Earlier
this month Adam Grant (a Wharton Business School Professor) posted a blog on
the Huffington Post Emotional
Intelligence is Overrated. The blog
went viral in the Twittersphere.
Grant
described how he thought a CEO who considered EQ to be more important than IQ
and who was spending millions on training and EQ assessment was wasting his
company’s money. In the end they agreed
to a study which using hundreds of salespeople demonstrated that IQ was 5 times
more powerful that EQ in determining compensation. Grant then quoted a meta-analysis by Dana
Joseph and Dan Newman which demonstrated that IQ accounted for 14% of job
performance and EQ only 1%. However after
convincingly arguing the case that EQ is overrated Grant then backtracks saying
that it is a set of skills that can be useful particularly in jobs where
emotions are important such as sales (even though his own study showed it was
not).
Part of the problem stems back to Daniel Goleman. Unfortunately his book Emotional
Intelligence contained the subtitle “Why It Can Matter More Than IQ”. Since the book’s publication in 1995 many EQ
practitioners have converted the result that IQ accounts for job 20% of
performance into a hypothesis that EQ will predict 80% of future performance. Even Daniel Goleman has publically
disavowed the 80% hypothesis yet it is still continually repeated. However what Goleman puts forward and I agree
is that once “once you’re in a high-IQ position, intellect loses its power to
determine who will emerge as a productive employee or an effective leader. For
that, how you handle yourself and your relationships — in other words, the
emotional intelligence skill set — matters more than your IQ.”

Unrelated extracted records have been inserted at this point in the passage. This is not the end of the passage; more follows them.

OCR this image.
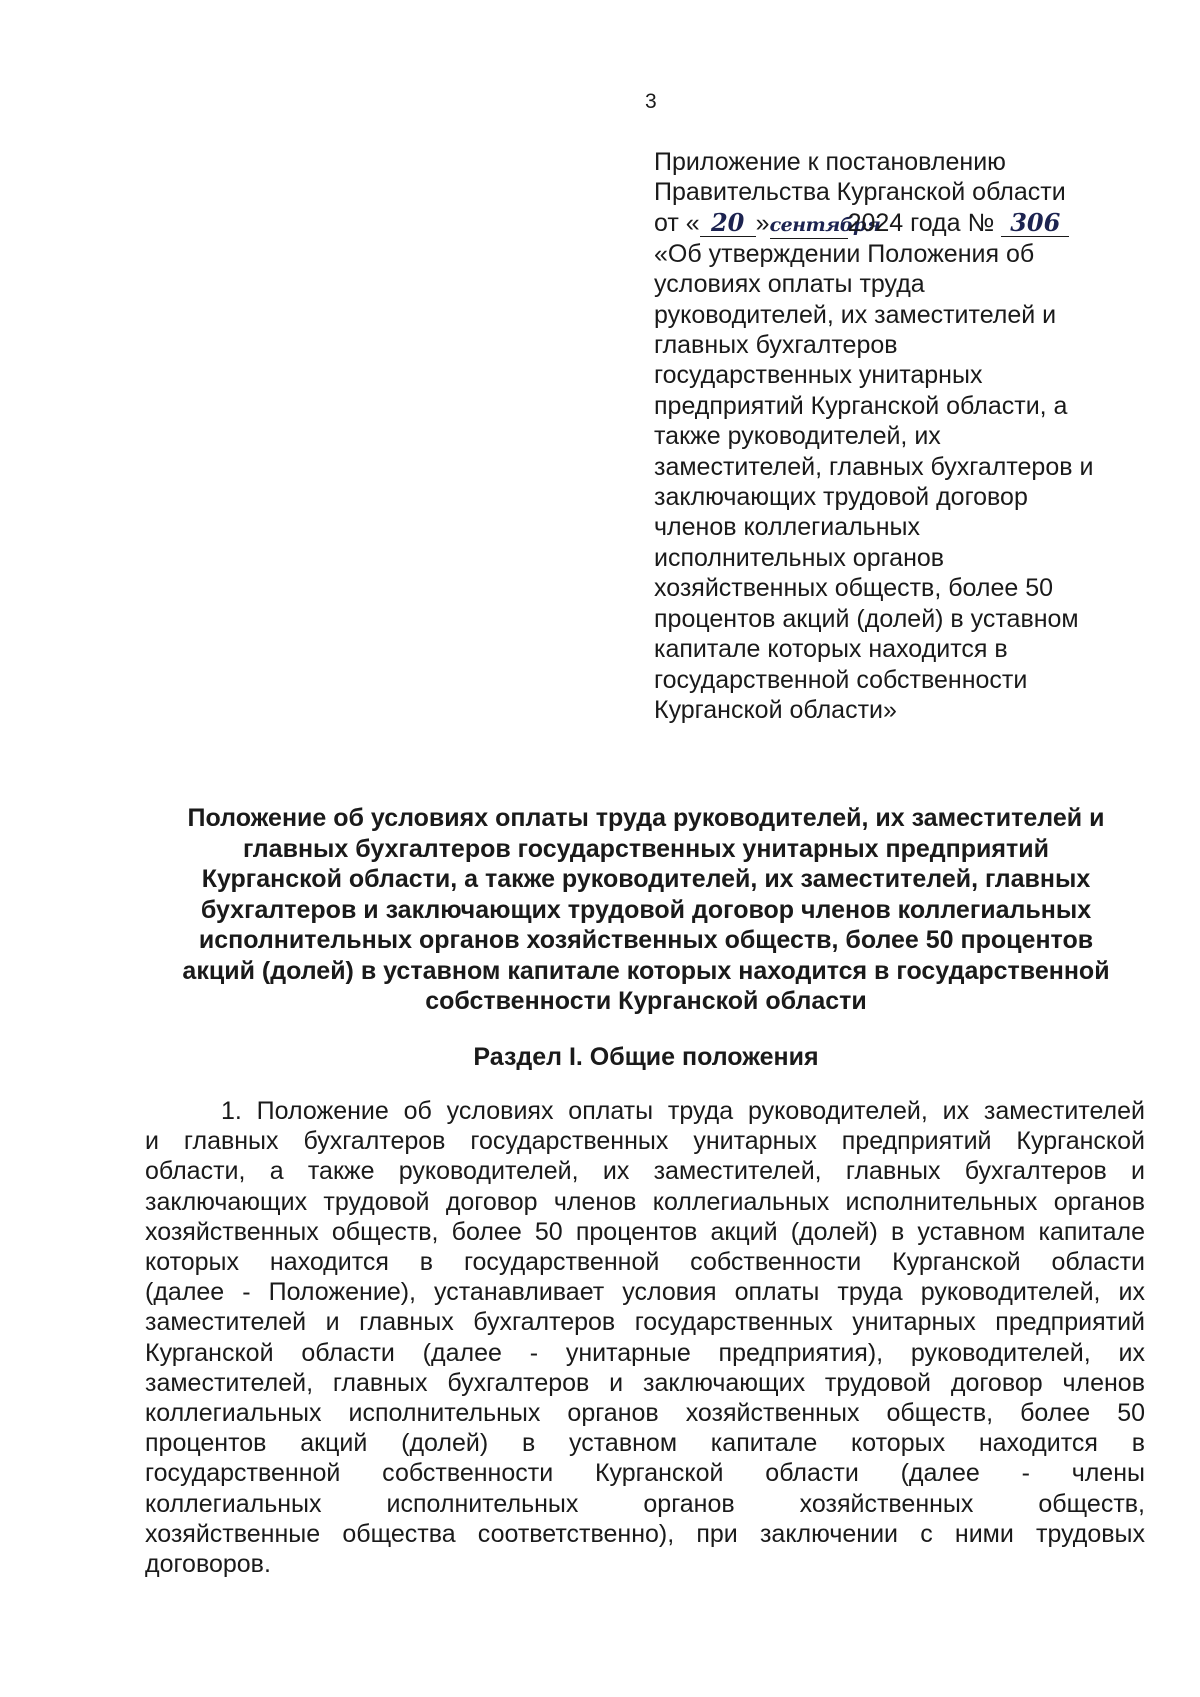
3
Приложение к постановлению
Правительства Курганской области
от « 20 »сентября2024 года № 306
«Об утверждении Положения об
условиях оплаты труда
руководителей, их заместителей и
главных бухгалтеров
государственных унитарных
предприятий Курганской области, а
также руководителей, их
заместителей, главных бухгалтеров и
заключающих трудовой договор
членов коллегиальных
исполнительных органов
хозяйственных обществ, более 50
процентов акций (долей) в уставном
капитале которых находится в
государственной собственности
Курганской области»
Положение об условиях оплаты труда руководителей, их заместителей и
главных бухгалтеров государственных унитарных предприятий
Курганской области, а также руководителей, их заместителей, главных
бухгалтеров и заключающих трудовой договор членов коллегиальных
исполнительных органов хозяйственных обществ, более 50 процентов
акций (долей) в уставном капитале которых находится в государственной
собственности Курганской области
Раздел I. Общие положения
1. Положение об условиях оплаты труда руководителей, их заместителей
и главных бухгалтеров государственных унитарных предприятий Курганской
области, а также руководителей, их заместителей, главных бухгалтеров и
заключающих трудовой договор членов коллегиальных исполнительных органов
хозяйственных обществ, более 50 процентов акций (долей) в уставном капитале
которых находится в государственной собственности Курганской области
(далее - Положение), устанавливает условия оплаты труда руководителей, их
заместителей и главных бухгалтеров государственных унитарных предприятий
Курганской области (далее - унитарные предприятия), руководителей, их
заместителей, главных бухгалтеров и заключающих трудовой договор членов
коллегиальных исполнительных органов хозяйственных обществ, более 50
процентов акций (долей) в уставном капитале которых находится в
государственной собственности Курганской области (далее - члены
коллегиальных исполнительных органов хозяйственных обществ,
хозяйственные общества соответственно), при заключении с ними трудовых
договоров.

I have an interesting confirmation of this which I use in my
training programs. One question we discuss is
the ideal components of leadership. I
ask my participants which are the two most important components from the
following list:
·
Change Agent
·
Ethics
·
Flexibility
·
Intelligence
·
People skills
·
Self management
·
Strategic thinker
·
Team player
·
Visionary
The
list was taken from a study done for the Karpin report (1994) which asked 100
experienced business managers from Australia’s largest organisations the same
question. “People skills” was ranked far
and away the most important component.
(Ethics, by the way ranked stone motherless last.) I have been running workshops since the early
1990s and my experience has been that the more senior the manager the higher
the ranking of “people skills”.
So
while I differ from Grant do not think that EQ is overrated I do agree with
another statement in his blog namely EQ and IQ are correlated. IQ is the capacity to learn. The
higher your IQ, the easier it is for you to develop emotional intelligence. However the key to emotional intelligence is understanding
your core emotions compared to your transient emotions. Your core emotions are driven by your
temperament – what you are genetically born with. Based on a study of 11,000 identical twins
nature is around twice as important as nurture.
I have found the Humm-Wadsworth model of seven core emotions the most
practical tool for people to use and once understood (takes a day) dramatically
lifts their emotional intelligence.
People
drive performance, emotions drive people, temperament drives emotions.